Bovine animals at a byre, Mesopotamia, 3400–3000 BC
Alabaster cylinder seal
Acquired by J. Pierpont Morgan Before 1909. Morgan Seal 2

Bovine animals at a byre, Mesopotamia, 3400–3000 BC
Modern impression
Acquired by J. Pierpont Morgan Before 1909. Morgan Seal 2

The New-England Primer Improved: or, an Easy and Pleasant Guide to the Art of Reading (Salem, [Mass.]: S. Hall, 1784)
PML 196387

Notebook containing decoratively configured locks of hair, 1860s
Bequest of Julia P. Wightman, 1994; MA 8597


Nina Katchadourian: It can be hard to know how to find your way into a collection and the Morgan is a vast place. So one of the strategies I decided to use, which has worked well for me before, is to just start with the question of who's already here and what do they know, and letting the people who have an intimate familiarity with a collection teach me about it. And that was a way into finding a lot of things that I wouldn't have known were at the Morgan. So in that spirit, I invited fifteen different Morgan staff members to sit down with me for a one hour conversation with an object that they had selected. I asked them to choose something that they felt an attachment to that they were excited to show me and to talk about. I've put a few of those things together here and one thing they have in common for me is their small handheld, rather intimately handled quality. The little tiny primer, which you can see by the way it's bound and by the way it’s repaired, has clearly been in somebody's pocket, has clearly been almost read to death and there was something really alluring to me about the way it's been used and preserved.

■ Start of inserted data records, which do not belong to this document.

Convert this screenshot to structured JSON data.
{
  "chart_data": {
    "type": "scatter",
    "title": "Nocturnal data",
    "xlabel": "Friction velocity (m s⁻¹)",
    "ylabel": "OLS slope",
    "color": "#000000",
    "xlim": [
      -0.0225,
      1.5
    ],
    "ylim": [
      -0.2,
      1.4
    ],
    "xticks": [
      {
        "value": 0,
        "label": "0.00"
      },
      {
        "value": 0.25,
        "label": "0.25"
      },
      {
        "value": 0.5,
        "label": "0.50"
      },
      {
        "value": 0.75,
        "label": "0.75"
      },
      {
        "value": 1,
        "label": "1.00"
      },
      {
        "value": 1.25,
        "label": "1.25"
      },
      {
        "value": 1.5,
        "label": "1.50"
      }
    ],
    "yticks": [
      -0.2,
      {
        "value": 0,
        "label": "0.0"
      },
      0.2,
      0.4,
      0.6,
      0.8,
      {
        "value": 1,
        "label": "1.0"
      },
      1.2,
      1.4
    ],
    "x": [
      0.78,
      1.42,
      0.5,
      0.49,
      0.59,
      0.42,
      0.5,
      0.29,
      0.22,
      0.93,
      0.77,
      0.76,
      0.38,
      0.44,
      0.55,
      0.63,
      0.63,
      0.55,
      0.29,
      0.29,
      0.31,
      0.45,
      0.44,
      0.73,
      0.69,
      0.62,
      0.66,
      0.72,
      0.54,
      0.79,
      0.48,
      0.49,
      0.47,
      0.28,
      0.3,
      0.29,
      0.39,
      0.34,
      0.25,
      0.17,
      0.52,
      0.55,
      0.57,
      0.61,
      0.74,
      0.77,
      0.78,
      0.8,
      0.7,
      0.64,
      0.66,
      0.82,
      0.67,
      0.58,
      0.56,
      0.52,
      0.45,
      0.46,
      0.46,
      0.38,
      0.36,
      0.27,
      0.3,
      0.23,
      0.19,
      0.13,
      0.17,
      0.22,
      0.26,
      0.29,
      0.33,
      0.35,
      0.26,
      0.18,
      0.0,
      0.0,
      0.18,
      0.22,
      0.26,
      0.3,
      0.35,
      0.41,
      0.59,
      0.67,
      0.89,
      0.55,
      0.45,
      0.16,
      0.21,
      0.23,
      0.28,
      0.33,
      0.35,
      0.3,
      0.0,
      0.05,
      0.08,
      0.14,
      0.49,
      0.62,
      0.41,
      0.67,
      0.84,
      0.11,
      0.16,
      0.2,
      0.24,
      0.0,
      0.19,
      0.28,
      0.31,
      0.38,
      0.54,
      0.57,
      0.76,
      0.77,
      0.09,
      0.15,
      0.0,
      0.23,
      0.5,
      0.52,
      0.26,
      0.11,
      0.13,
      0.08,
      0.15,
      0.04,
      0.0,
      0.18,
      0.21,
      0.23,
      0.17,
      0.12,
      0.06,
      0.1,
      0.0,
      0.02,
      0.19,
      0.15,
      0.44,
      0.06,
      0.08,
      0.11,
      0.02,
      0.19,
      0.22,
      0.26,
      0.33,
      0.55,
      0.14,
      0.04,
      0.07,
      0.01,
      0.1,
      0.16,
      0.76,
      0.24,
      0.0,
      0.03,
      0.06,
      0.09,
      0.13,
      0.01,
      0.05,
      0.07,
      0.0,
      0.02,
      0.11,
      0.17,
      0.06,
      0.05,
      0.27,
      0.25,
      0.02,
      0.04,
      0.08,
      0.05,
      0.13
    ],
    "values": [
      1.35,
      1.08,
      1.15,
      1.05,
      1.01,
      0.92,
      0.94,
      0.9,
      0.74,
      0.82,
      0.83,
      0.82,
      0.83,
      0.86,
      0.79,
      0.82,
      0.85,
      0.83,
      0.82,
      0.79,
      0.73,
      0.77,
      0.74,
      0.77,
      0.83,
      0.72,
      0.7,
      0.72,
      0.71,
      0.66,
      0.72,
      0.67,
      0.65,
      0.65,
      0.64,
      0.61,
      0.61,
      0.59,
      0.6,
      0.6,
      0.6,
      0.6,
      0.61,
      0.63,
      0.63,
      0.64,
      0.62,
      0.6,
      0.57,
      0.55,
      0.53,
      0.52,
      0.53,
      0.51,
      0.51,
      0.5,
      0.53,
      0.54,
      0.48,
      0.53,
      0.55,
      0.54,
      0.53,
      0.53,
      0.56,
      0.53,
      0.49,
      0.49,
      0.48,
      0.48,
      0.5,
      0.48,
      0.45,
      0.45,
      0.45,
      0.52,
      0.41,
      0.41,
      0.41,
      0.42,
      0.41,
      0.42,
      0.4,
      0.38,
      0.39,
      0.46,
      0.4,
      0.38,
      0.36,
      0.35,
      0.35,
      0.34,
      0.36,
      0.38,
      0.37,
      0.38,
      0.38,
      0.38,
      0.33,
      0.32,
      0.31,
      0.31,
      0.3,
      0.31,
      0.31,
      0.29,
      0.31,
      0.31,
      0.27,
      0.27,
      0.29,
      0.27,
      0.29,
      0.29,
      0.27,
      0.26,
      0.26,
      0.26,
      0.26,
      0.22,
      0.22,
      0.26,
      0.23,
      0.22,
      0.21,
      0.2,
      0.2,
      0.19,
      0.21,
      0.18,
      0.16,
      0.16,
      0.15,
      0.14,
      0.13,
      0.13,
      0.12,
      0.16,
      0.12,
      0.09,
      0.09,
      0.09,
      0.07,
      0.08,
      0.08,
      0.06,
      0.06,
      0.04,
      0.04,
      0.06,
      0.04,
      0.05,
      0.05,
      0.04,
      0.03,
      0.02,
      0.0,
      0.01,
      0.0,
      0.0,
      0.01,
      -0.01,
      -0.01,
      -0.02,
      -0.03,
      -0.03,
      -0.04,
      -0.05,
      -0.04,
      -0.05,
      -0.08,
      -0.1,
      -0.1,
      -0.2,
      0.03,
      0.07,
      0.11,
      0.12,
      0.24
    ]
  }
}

And I like objects that reveal something about how they have been used or how they have lived. You could even say, and the primer is one of those objects for me. You can see by the wear and tear on its cover, by the stitching, by its very design being a small object. It's meant to be in your pocket and meant to be carried around. Its very appearance is sort of, its autobiography. It tells the story of its life and use.

When the curator of ancient seals and tablets brought out this Mesopotamian seal to show me, um, it was one of the most incredible handheld experiences that I had making this show. And I will never forget that he used the word buttery to describe its texture, which is very accurate.